One final example of how these maps can be most useful is to track the migration of families around the country at various times. The example above shows graphically how my LAIT family relations originated in Norfolk with my 5x great-grandfather, Timothy Lait, and finally ended up in Liverpool with my grandmother Margaret Eleanor Graham LAIT, who I am named after. They made a total journey of 409 kms, which took in excess of 159 years, and crossed six generations (eight if you include myself and my father).

So next time you get a little disheartened trying to break down those brick walls in your core data, open up Google, grab yourself an account, and start mapping those ancestors! 
I guarantee that you’ll enjoy it!

Saturday, 7 January 2017


Another of the documents I discovered in my TTDL folder was this, the marriage certificate for my wife's great-grandparents, James and Mary DUNN.

They were married on 3rd November 1895 in the so-called 'seaman's' church in Liverpool - St Nicholas... the original parish church of Liverpool. The church is located at the bottom of Chapel Street, close to the Pier Head and Princes Dock, and for many years would perhaps have been the first ecclesiastical building to be seen by the crewmen as they disembarked from the ships.

The couple themselves lived in separate addresses in Vernon Street in the city centre, and although they had the same surname it does not appear that they were related - although a distant connection may still be discovered at some point. Jame's father, also called James, was born in 1853 in Liverpool. Mary's father Edward Dunn however, was born in Leeds, Yorkshire in 1852.

Marriage Certificate - James and Mary DUNN - Liverpool, 1895


SATURDAY DATA SHAREDAY - Thomas LAIT (b.1781 Diss, Suffolk; d.1859 Palgrave, Suffolk)

Today I found this copy of my g-grandfather's (x4) death certificate in my TTDL folder. I'd entered the data up from it, but just hadn't put it away after I'd finished with it! That's one sure way of losing an important document such as this... note to self to smack on wrist!

Of course I took this as some kind of an omen and decided to post it up here as well!

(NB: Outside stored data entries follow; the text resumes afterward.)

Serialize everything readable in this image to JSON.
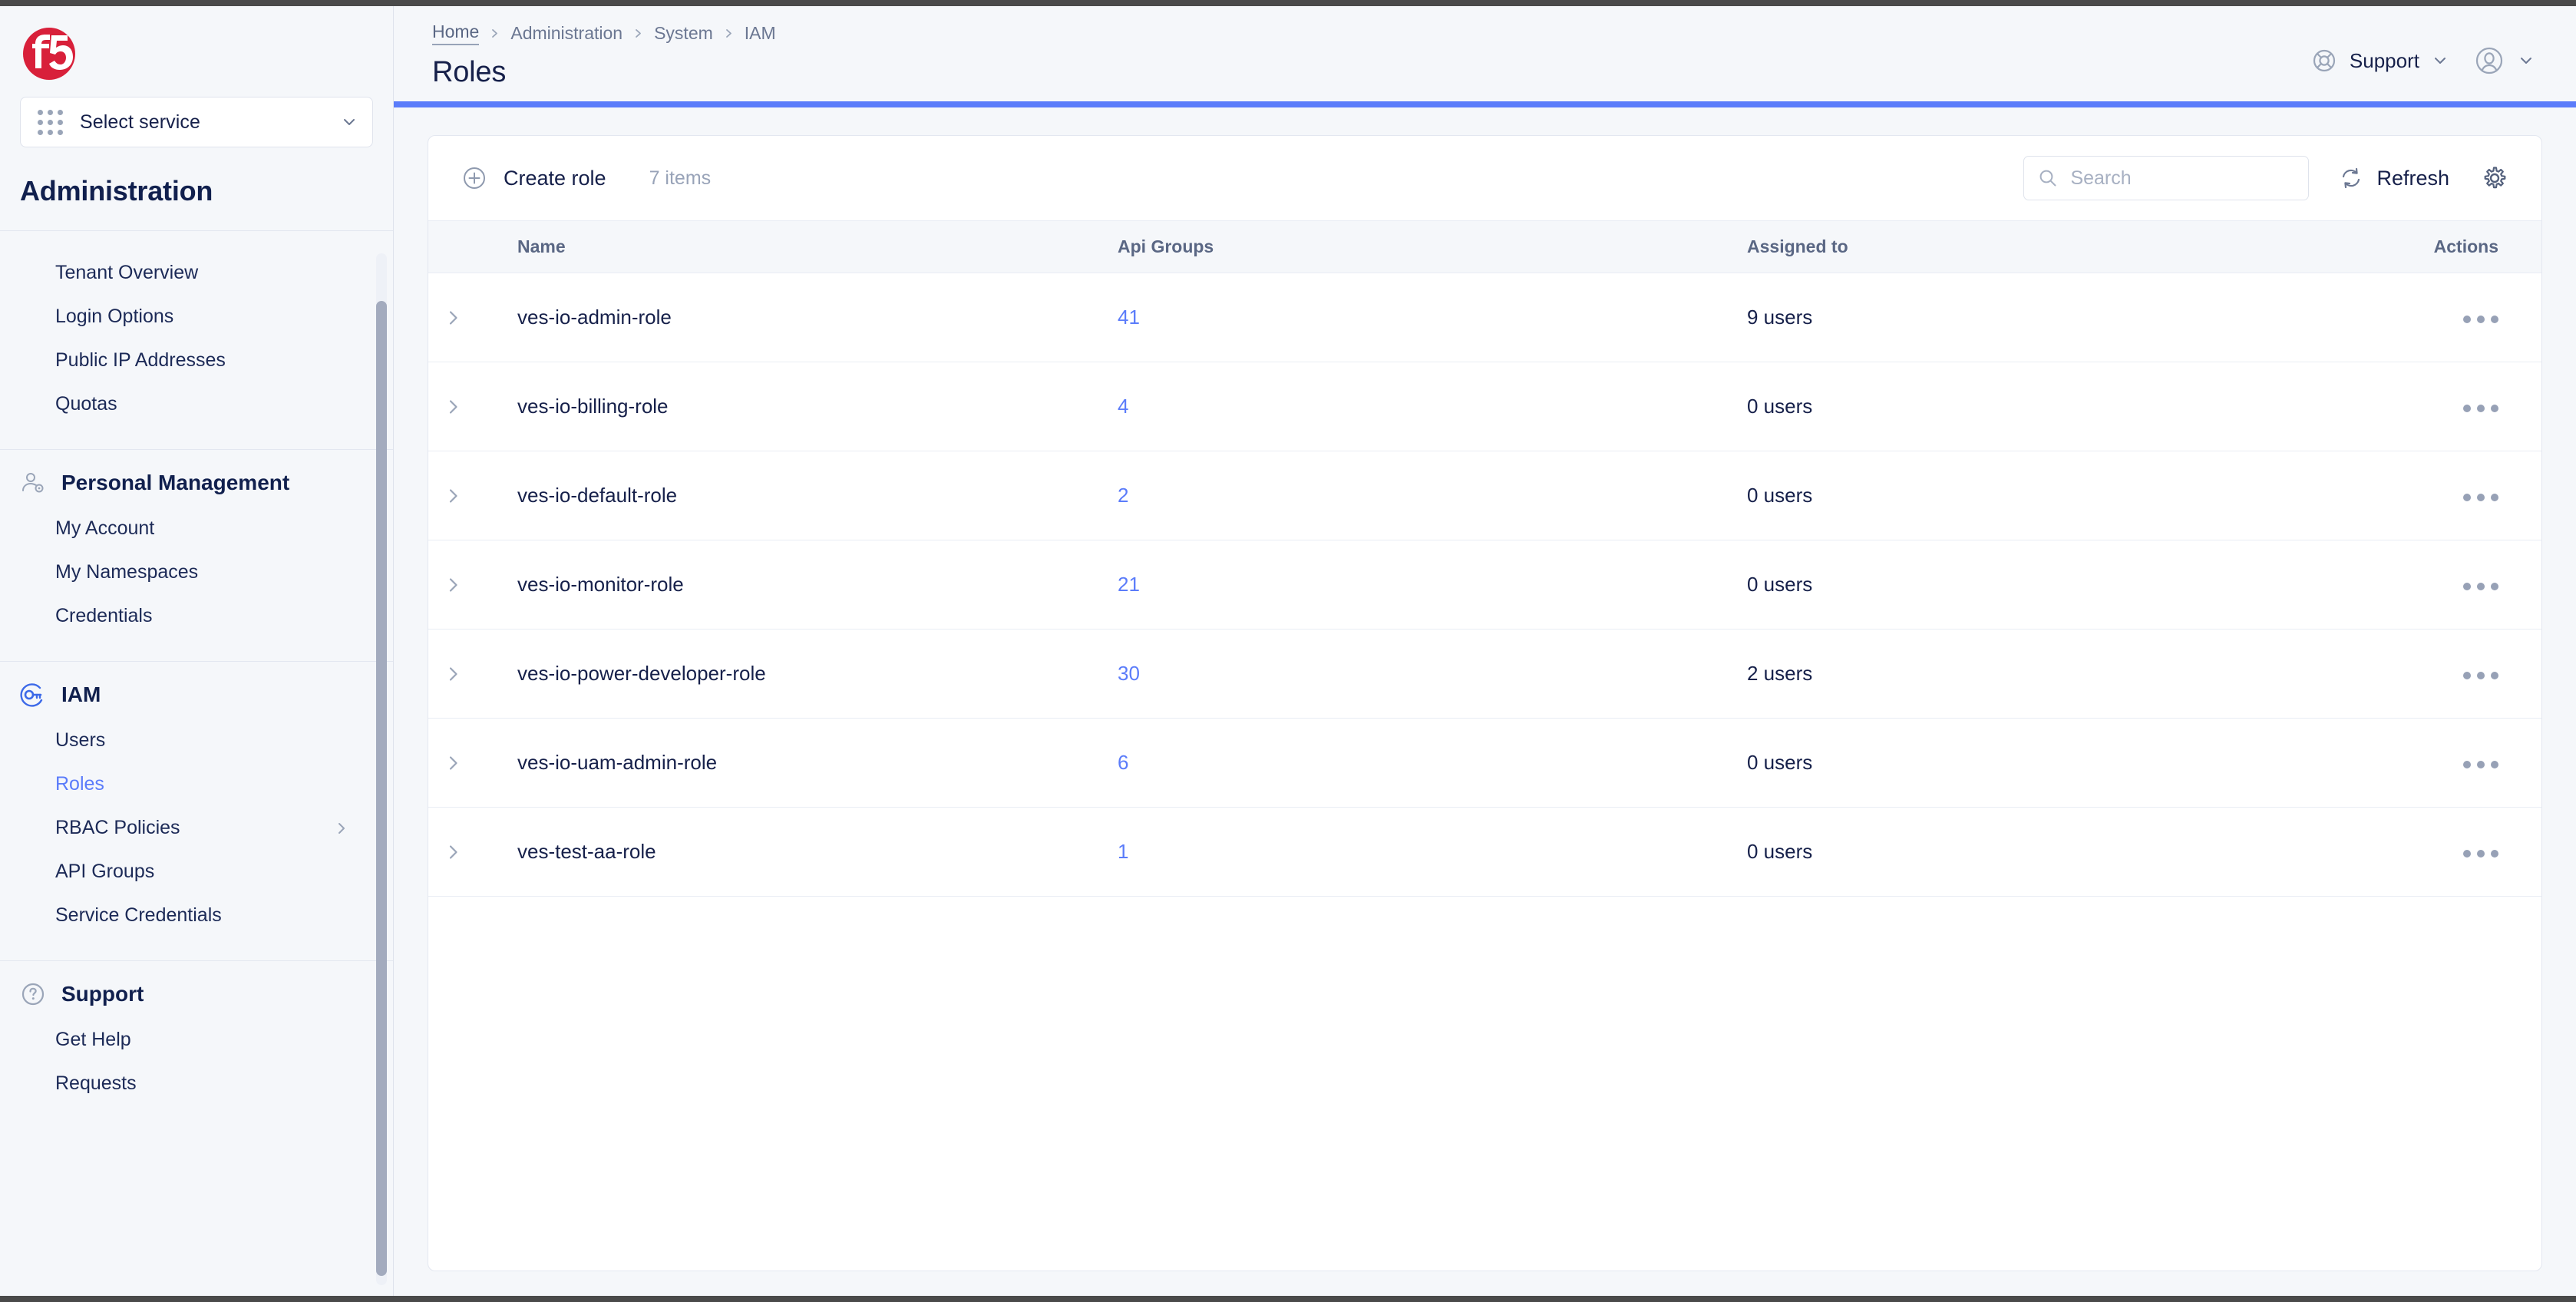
{
  "sidebar": {
    "logo_name": "f5-logo",
    "service_select": {
      "label": "Select service",
      "icon": "grid-icon"
    },
    "app_title": "Administration",
    "top_items": [
      {
        "label": "Tenant Overview"
      },
      {
        "label": "Login Options"
      },
      {
        "label": "Public IP Addresses"
      },
      {
        "label": "Quotas"
      }
    ],
    "groups": [
      {
        "label": "Personal Management",
        "icon": "user-gear-icon",
        "items": [
          {
            "label": "My Account"
          },
          {
            "label": "My Namespaces"
          },
          {
            "label": "Credentials"
          }
        ]
      },
      {
        "label": "IAM",
        "icon": "key-icon",
        "items": [
          {
            "label": "Users",
            "active": false
          },
          {
            "label": "Roles",
            "active": true
          },
          {
            "label": "RBAC Policies",
            "active": false,
            "has_submenu": true
          },
          {
            "label": "API Groups",
            "active": false
          },
          {
            "label": "Service Credentials",
            "active": false
          }
        ]
      },
      {
        "label": "Support",
        "icon": "help-circle-icon",
        "items": [
          {
            "label": "Get Help"
          },
          {
            "label": "Requests"
          }
        ]
      }
    ]
  },
  "header": {
    "breadcrumb": [
      "Home",
      "Administration",
      "System",
      "IAM"
    ],
    "title": "Roles",
    "support": {
      "label": "Support",
      "icon": "lifebuoy-icon"
    },
    "account": {
      "icon": "user-avatar-icon"
    },
    "accent_color": "#5b7cfa"
  },
  "toolbar": {
    "create_label": "Create role",
    "create_icon": "plus-circle-icon",
    "items_count": "7 items",
    "search": {
      "placeholder": "Search",
      "value": "",
      "icon": "search-icon"
    },
    "refresh_label": "Refresh",
    "refresh_icon": "refresh-icon",
    "settings_icon": "gear-icon"
  },
  "table": {
    "columns": [
      "Name",
      "Api Groups",
      "Assigned to",
      "Actions"
    ],
    "rows": [
      {
        "name": "ves-io-admin-role",
        "api_groups": "41",
        "assigned_to": "9 users"
      },
      {
        "name": "ves-io-billing-role",
        "api_groups": "4",
        "assigned_to": "0 users"
      },
      {
        "name": "ves-io-default-role",
        "api_groups": "2",
        "assigned_to": "0 users"
      },
      {
        "name": "ves-io-monitor-role",
        "api_groups": "21",
        "assigned_to": "0 users"
      },
      {
        "name": "ves-io-power-developer-role",
        "api_groups": "30",
        "assigned_to": "2 users"
      },
      {
        "name": "ves-io-uam-admin-role",
        "api_groups": "6",
        "assigned_to": "0 users"
      },
      {
        "name": "ves-test-aa-role",
        "api_groups": "1",
        "assigned_to": "0 users"
      }
    ]
  },
  "colors": {
    "link": "#5b7cfa",
    "accent": "#5b7cfa",
    "brand_red": "#d8203a",
    "text": "#16204a"
  }
}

Hopefully there will be less chance of it getting mislaid from this point on!

Thomas died when he was 80 years old of certified old age. He had been a coach builder by trade, as were at least four of his sons who had followed him into the profession. The death was informed by his son Charles, who had been 49 years old at the time of his father's death.

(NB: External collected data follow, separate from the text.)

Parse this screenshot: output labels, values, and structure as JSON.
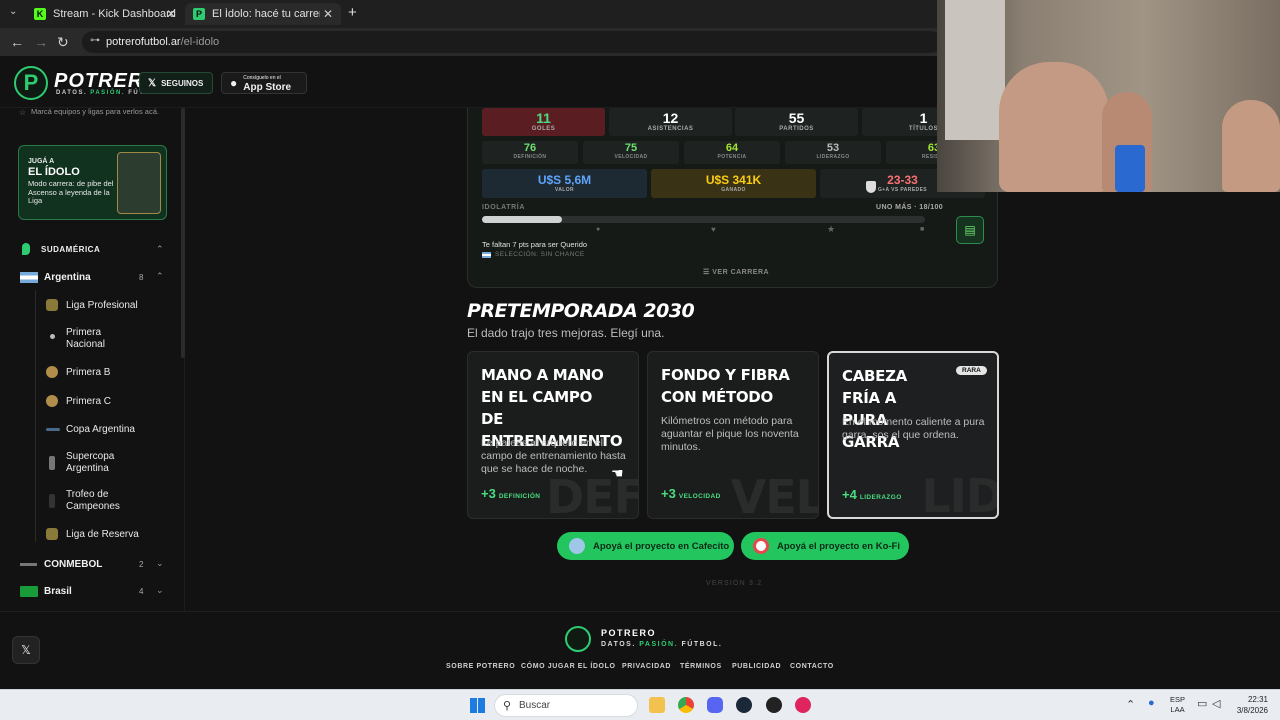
{
  "browser": {
    "tabs": [
      {
        "title": "Stream - Kick Dashboard",
        "favicon_letter": "K",
        "color": "#53fc18"
      },
      {
        "title": "El Ídolo: hacé tu carrera en la Li",
        "favicon_letter": "P",
        "color": "#2ecc71"
      }
    ],
    "new_tab": "+",
    "url_host": "potrerofutbol.ar",
    "url_path": "/el-idolo"
  },
  "header": {
    "logo_letter": "P",
    "brand": "POTRERO",
    "tagline_a": "DATOS.",
    "tagline_b": "PASIÓN.",
    "tagline_c": "FÚTBOL.",
    "follow_label": "SEGUINOS",
    "store_small": "Consíguelo en el",
    "store_big": "App Store"
  },
  "sidebar": {
    "hint": "Marcá equipos y ligas para verlos acá.",
    "promo": {
      "line1": "JUGÁ A",
      "line2": "EL ÍDOLO",
      "text": "Modo carrera: de pibe del Ascenso a leyenda de la Liga"
    },
    "region": "SUDAMÉRICA",
    "country": {
      "name": "Argentina",
      "count": "8"
    },
    "leagues": [
      {
        "name": "Liga Profesional"
      },
      {
        "name": "Primera Nacional"
      },
      {
        "name": "Primera B"
      },
      {
        "name": "Primera C"
      },
      {
        "name": "Copa Argentina"
      },
      {
        "name": "Supercopa Argentina"
      },
      {
        "name": "Trofeo de Campeones"
      },
      {
        "name": "Liga de Reserva"
      }
    ],
    "groups": [
      {
        "name": "CONMEBOL",
        "count": "2"
      },
      {
        "name": "Brasil",
        "count": "4"
      }
    ],
    "x_button": "𝕏"
  },
  "career": {
    "stats": [
      {
        "value": "11",
        "label": "GOLES"
      },
      {
        "value": "12",
        "label": "ASISTENCIAS"
      },
      {
        "value": "55",
        "label": "PARTIDOS"
      },
      {
        "value": "1",
        "label": "TÍTULOS"
      }
    ],
    "attributes": [
      {
        "value": "76",
        "label": "DEFINICIÓN"
      },
      {
        "value": "75",
        "label": "VELOCIDAD"
      },
      {
        "value": "64",
        "label": "POTENCIA"
      },
      {
        "value": "53",
        "label": "LIDERAZGO"
      },
      {
        "value": "63",
        "label": "RESISTE"
      }
    ],
    "money": [
      {
        "value": "U$S 5,6M",
        "label": "VALOR",
        "color": "#60a5fa"
      },
      {
        "value": "U$S 341K",
        "label": "GANADO",
        "color": "#facc15"
      },
      {
        "value": "23-33",
        "label": "G+A VS PAREDES",
        "color": "#f87171"
      }
    ],
    "idolatria_label": "IDOLATRÍA",
    "idolatria_status": "UNO MÁS · 18/100",
    "idolatria_fraction": 0.18,
    "need_text": "Te faltan 7 pts para ser Querido",
    "selection": "SELECCIÓN: SIN CHANCE",
    "view_career": "VER CARRERA"
  },
  "preseason": {
    "title": "PRETEMPORADA 2030",
    "subtitle": "El dado trajo tres mejoras. Elegí una.",
    "options": [
      {
        "title": "MANO A MANO EN EL CAMPO DE ENTRENAMIENTO",
        "desc": "Le pateás al arquero en el campo de entrenamiento hasta que se hace de noche.",
        "bonus": "+3",
        "stat": "DEFINICIÓN",
        "watermark": "DEF",
        "badge": ""
      },
      {
        "title": "FONDO Y FIBRA CON MÉTODO",
        "desc": "Kilómetros con método para aguantar el pique los noventa minutos.",
        "bonus": "+3",
        "stat": "VELOCIDAD",
        "watermark": "VEL",
        "badge": ""
      },
      {
        "title": "CABEZA FRÍA A PURA GARRA",
        "desc": "En el momento caliente a pura garra, sos el que ordena.",
        "bonus": "+4",
        "stat": "LIDERAZGO",
        "watermark": "LID",
        "badge": "RARA"
      }
    ],
    "donate_cafecito": "Apoyá el proyecto en Cafecito",
    "donate_kofi": "Apoyá el proyecto en Ko-Fi",
    "version": "VERSIÓN 3.2"
  },
  "footer": {
    "brand": "POTRERO",
    "tag_a": "DATOS.",
    "tag_b": "PASIÓN.",
    "tag_c": "FÚTBOL.",
    "links": [
      "SOBRE POTRERO",
      "CÓMO JUGAR EL ÍDOLO",
      "PRIVACIDAD",
      "TÉRMINOS",
      "PUBLICIDAD",
      "CONTACTO"
    ]
  },
  "taskbar": {
    "search_placeholder": "Buscar",
    "lang_top": "ESP",
    "lang_bottom": "LAA",
    "time": "22:31",
    "date": "3/8/2026"
  }
}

A notice was also found to have been printed in one of the local newspapers about his death.

Thomas LAIT - Death Certificate

Death Notice

Thursday, 5 January 2017



For Treasure Chest Thursday I give you a photo of my grandad - William John WELSH, pictured in the backyard of his home in Hughson Street, Toxteth in the mid 1950's.

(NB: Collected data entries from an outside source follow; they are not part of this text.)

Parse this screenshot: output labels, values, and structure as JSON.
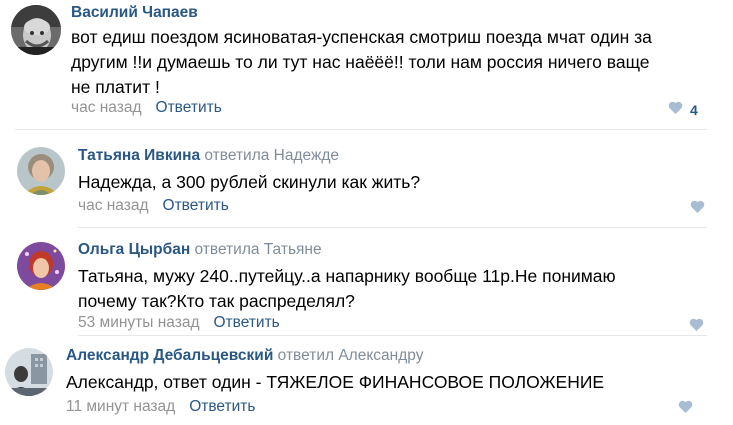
{
  "comments": [
    {
      "author": "Василий Чапаев",
      "replied_to": "",
      "text": "вот едиш поездом ясиноватая-успенская смотриш поезда мчат один за другим !!и думаешь то ли тут нас наёёё!! толи нам россия ничего ваще не платит !",
      "time": "час назад",
      "reply_label": "Ответить",
      "likes": "4"
    },
    {
      "author": "Татьяна Ивкина",
      "replied_to": "ответила Надежде",
      "text": "Надежда, а 300 рублей скинули как жить?",
      "time": "час назад",
      "reply_label": "Ответить",
      "likes": ""
    },
    {
      "author": "Ольга Цырбан",
      "replied_to": "ответила Татьяне",
      "text": "Татьяна, мужу 240..путейцу..а напарнику вообще 11р.Не понимаю почему так?Кто так распределял?",
      "time": "53 минуты назад",
      "reply_label": "Ответить",
      "likes": ""
    },
    {
      "author": "Александр Дебальцевский",
      "replied_to": "ответил Александру",
      "text": "Александр, ответ один - ТЯЖЕЛОЕ ФИНАНСОВОЕ ПОЛОЖЕНИЕ",
      "time": "11 минут назад",
      "reply_label": "Ответить",
      "likes": ""
    }
  ],
  "colors": {
    "link": "#2a5885",
    "muted": "#939393",
    "like_icon": "#a8bcd2",
    "divider": "#e7e8ec"
  },
  "icons": {
    "like": "heart-icon"
  }
}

Near his elbows on each arm, you can just see the folds caused by the elastic suspenders he was wearing, to keep his shirt cuffs clear of his hands which hopefully will keep them a little cleaner.

The shirt suspenders themselves are pictured on the right, and consist of a circle of elastic ribbon covered by thin flexible steel wire. These were left to me by my aunt Betty, Ellen Elizabeth WELSH, prior to her death.

I still keep them in the box with my other jewelry, and wear them sometimes when the occasion arises.

#familyheirlooms #treasurechestthursday #williamjohnwelsh #toxteth #shirtsuspenders 

Tuesday, 3 January 2017


For the 'Wordless Wednesday' blog prompt today I submit this beauty from the early 1960's. Hughson Street, Toxteth... the row of neat two-up two-down houses where we lived... Mum, little bro and I on the step in dubious socks and short trousers... and a Hillman Minx from around 1964.

And of course, the cobbles. 

It was just murder trying to ride your bike on those!